Arrangements for Flood Warning Services in Victoria
February 2001



2. Flood Warning Services

The Australian Emergency Manual Series Guide 5 on Flood Warning (1999), sets out guidelines with regard to flood warning services from a total system concept. The Guide focuses on flood warning and promotes a community consultative approach to address flood warning issues, problems and solutions.

In terms of flood context the primary focus is on riverine flooding, rather than localised flash flooding from thunderstorms or surcharging drains, flooding from lakes, flooding from oceans as a result of storm surge or tsunami conditions, or flooding which results from dam failure.
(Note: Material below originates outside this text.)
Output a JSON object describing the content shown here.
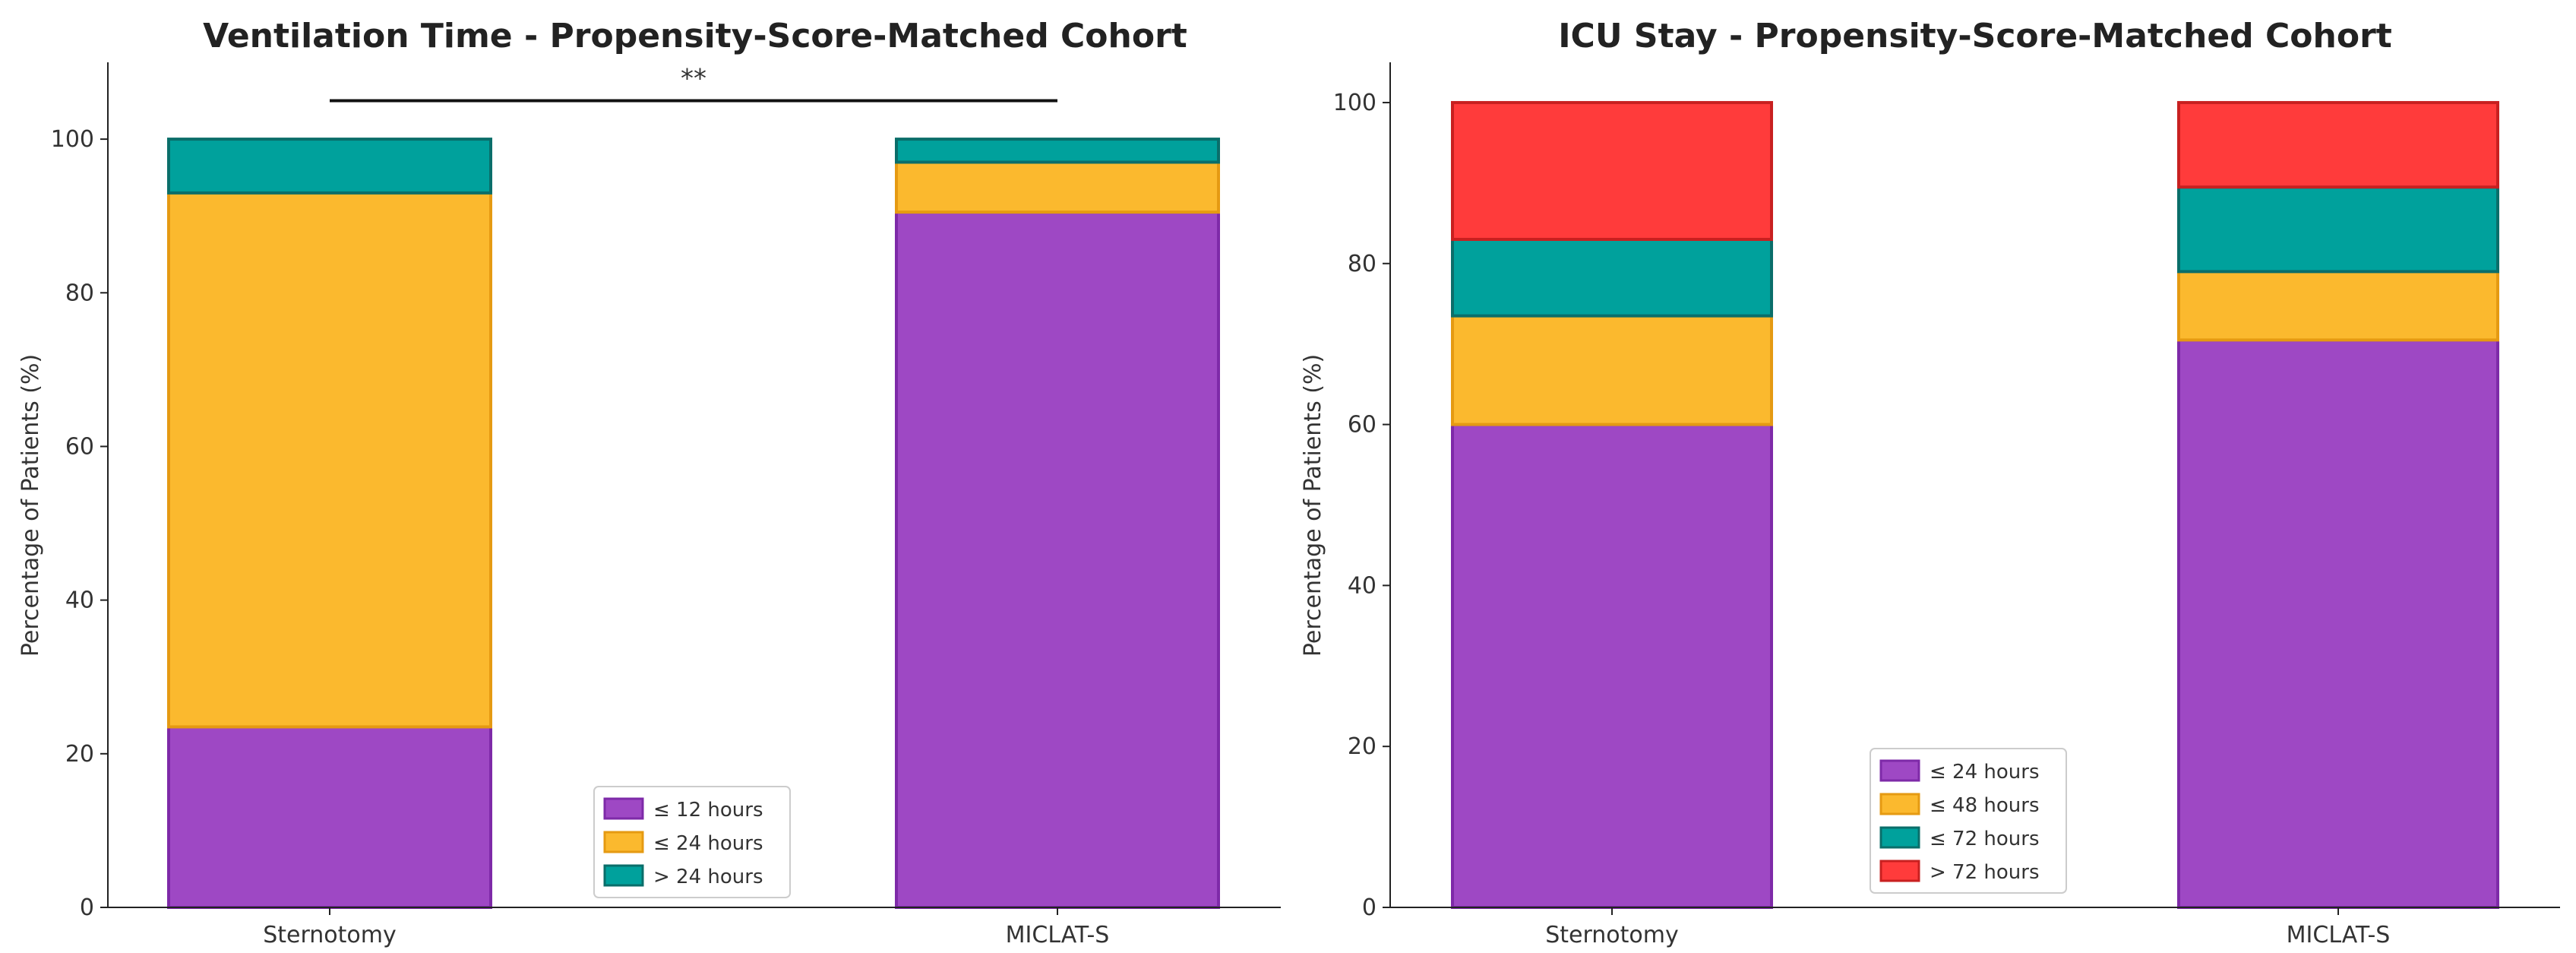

Nevertheless the principles apply across the range of flood types. Definitions of flood categories and warning definitions are presented in Appendix 4.

The main components of a flood warning system (repeated in part from the Guide) are shown in Figure 1.

These are:

  • collection of real time data and prediction of flood severity and time of onset of particular levels of flooding;
  • construction of warning messages describing what is happening, predictions, expected impact, and can include what action should be taken;
  • the communication and dissemination of such messages;
  • interpretation of the prediction and other flood information to determine flood impacts on the community;
  • response to the warnings by the agencies involved and the community to entice protective behaviour; and
  • reviews of the warning system and improvements to the system after flood events.
     Outside of the Woolstore downstream of the Princes Highway Bridge, Bairnsdale, 23 April 1990. Photograph, Ian Gauntlett

Outside of the Woolstore downstream of the Princes Highway Bridge, Bairnsdale, 23 April 1990. Photograph, Ian Gauntlett

Figure 1. The main elements of a flood warning system.

Figure 1. The main elements of a flood warning system.

For a flood warning system to work effectively, these components must all be present and they must be integrated rather than operating in isolation from each other. All these are parts of a flood warning system but by themselves are not the totality of it.




Figure 2 details the process and reflects the operation of flood warning services from a total system concept.

Figure 2. The process of operation for a representative Victorian flood warning system

Figure 2. The process of operation for a representative Victorian flood warning system

It is on the above fundamentals that the ARRANGEMENTS for Flood Warning Services in Victoria are derived and services achieved through cooperation.